Trojan Horse Crypt is at it

Hello!

I am very grateful for MajorGeeks and your assistance. I appreciate your help and would like to thank you in advance.

OS: Windows XP Pro 2002 SP3

Problems:

1. AVG scan detected Trojan Horse "Crypt.ANVH" found in netbt.sys and white-listed object on January 21, 2012. AVG cannot remove it. I am not aware of any unusual activity associated to this incident.
2. Cannot connect to internet or enable network connection; only shows IP address: 0.0.0.0, subnet mask: 0.0.0.0 (assigned by DHCP); when trying to repair receive error message that it could not repair because problem of "renewing IP address". This initial problem has now been remedied after the malware cleaning procedure.

There are three messages containing all the logs for the explanation of this problem.
I followed all steps with the cable connected to the back of the computer and the modem, though without internet connection.

Step 1

Completed all 5 steps of the "Fixing Google Redirection/hijacking and other redirection problems". Logs of GooredFix, TDSSkiller and MBRCheck are attached.

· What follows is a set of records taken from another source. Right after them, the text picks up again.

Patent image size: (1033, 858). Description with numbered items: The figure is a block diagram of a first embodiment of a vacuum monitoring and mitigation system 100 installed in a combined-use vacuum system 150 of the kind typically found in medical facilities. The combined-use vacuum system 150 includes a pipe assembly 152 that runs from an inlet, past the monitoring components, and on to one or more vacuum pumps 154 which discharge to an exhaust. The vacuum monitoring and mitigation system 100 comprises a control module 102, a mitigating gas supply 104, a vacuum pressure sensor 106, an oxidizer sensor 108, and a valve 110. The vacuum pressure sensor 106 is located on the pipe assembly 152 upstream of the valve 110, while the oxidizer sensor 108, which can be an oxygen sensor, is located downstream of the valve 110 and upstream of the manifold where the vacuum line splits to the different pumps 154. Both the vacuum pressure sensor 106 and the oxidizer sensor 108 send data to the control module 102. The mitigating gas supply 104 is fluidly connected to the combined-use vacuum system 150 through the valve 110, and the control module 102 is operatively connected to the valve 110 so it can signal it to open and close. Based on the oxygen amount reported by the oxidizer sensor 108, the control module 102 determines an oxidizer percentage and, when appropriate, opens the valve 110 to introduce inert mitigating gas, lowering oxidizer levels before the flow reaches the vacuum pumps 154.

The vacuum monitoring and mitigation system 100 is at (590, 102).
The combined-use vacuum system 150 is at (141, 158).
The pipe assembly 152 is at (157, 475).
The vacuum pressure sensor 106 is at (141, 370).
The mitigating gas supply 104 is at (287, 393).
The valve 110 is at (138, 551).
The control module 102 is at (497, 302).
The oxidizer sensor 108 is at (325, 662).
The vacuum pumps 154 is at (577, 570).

The "Proxy Server - Changing Settings" did not remedy the failing internet connection.

Step 2

My only antivirus program is AVGfree last updated 1-21-12.
My only firewall is ZoneAlarm Firewall free.
For anti-malware I use Malwarebytes.

Step 3

Updating Java: Removed two older Java versions. Installed newest Java 7.2 (needed to force shut down to reboot). Disabled java update scheduler.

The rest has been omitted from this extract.